AI Kit

Technological and economic feasibility study of how ecosystems can communicate using data, citizen science and machine learning

2024
Collaboration: Waterschap de Dommel
Role: Designer and AI Engineer
 
Introduction

This projec examines the technological and economic feasibility of AI-kit. We collaborated with Waterschap de Dommel, and developed an innovative product-service system, focused on data collection, machine learning and citizen participation, with the goal of giving voice to ecosystems such as the River Dommel. The system consists of three collaborating components, the Water Quality Probe, a physical tool that citizens use to collect water quality data; the Water Quality Predictors & Contextualizers, algorithms that turn data into actionable insights; and the Digital Dommel, a platform that makes these insights visual and accessible.
Digital Dommel

During the feasibility study, a first step was taken toward the design of the Digital Dommel as an application. The application combines geospatial data (GeoJSON) with interactive React components to visualize the river Dommel. The application includes the following: map visualization, data integration and visual effects.
Dommel highlighted on the map
Data visualisation (nitrate and nitrite level) of water data at different water testing locations, made with Javascript
Water Quality Predictors

Research was done on different regression algorithms that predict the oxygen quality in the water based on different variables (e.g. temperature, Chloride, Nitrogen, Nitrate, pH). Because our problem falls into the regression category, with less than 100,000 data points. This led to a shortlist of algorithms to test, including Lasso, ElasticNet, RidgeRegression, Support Vector Regressor (SVR) with linear and RBF kernels, Ensemble Regressors, such as Random Forest and Gradient Boosting.
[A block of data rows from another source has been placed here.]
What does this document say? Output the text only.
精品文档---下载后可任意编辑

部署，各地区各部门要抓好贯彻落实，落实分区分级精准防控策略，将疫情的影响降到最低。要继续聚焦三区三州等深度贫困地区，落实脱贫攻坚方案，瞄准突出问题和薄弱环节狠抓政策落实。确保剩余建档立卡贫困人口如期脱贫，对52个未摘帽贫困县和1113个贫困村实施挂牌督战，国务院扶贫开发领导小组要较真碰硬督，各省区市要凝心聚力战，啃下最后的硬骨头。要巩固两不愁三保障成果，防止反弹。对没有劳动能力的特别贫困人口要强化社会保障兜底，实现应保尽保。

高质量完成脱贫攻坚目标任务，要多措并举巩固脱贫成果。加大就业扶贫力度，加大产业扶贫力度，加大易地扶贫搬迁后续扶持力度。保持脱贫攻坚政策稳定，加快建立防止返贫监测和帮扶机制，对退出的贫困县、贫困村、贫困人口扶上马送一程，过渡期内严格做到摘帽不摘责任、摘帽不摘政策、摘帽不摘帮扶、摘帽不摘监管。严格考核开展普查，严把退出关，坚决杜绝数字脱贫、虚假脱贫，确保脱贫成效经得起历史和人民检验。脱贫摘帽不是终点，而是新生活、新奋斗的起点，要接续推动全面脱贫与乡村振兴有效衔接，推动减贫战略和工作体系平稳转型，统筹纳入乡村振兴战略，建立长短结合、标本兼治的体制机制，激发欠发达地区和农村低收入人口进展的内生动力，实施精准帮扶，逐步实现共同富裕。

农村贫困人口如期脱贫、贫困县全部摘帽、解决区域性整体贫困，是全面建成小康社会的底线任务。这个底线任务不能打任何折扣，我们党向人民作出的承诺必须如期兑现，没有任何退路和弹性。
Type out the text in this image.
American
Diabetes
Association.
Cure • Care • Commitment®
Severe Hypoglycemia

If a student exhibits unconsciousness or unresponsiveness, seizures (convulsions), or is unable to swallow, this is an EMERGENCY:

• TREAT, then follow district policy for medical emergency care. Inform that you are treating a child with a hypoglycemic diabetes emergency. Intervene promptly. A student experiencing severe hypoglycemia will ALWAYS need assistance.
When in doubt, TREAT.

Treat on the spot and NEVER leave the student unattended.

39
The performance of the regression models is evaluated according to R² score, which measures how well the model explains variation in the target variable and Mean Square Error (MSE), which indicates the mean square error between predicted and actual values.

Example1: Linear Regression, R2=0.38, MSE=2.55
Example1: Linear Regression, R2=0.97, MSE=8.52
Example1: Linear Regression, R2=0.37, MSE=2.6
Water Quality Probe

To test the feasibility of the concept for the Water Quality Probe, a mid-fidelity prototype was developed. This probe is designed as a physical tool that allows citizens to collect water quality data from the Dommel River. It provides direct access to ecosystem data, increases engagement and forms a crucial basis for further analyses within the Digital Dommel platform.

Insert the nitrate and nitrite test strip and add water sample
Reading and tuning the colour matching
The measured amount of nitrite is displayed on the screen on the right, with both nitrate and nitrite readings being low in this example. By pressing one of the four buttons, the user can choose from information that zooms out in scale each time.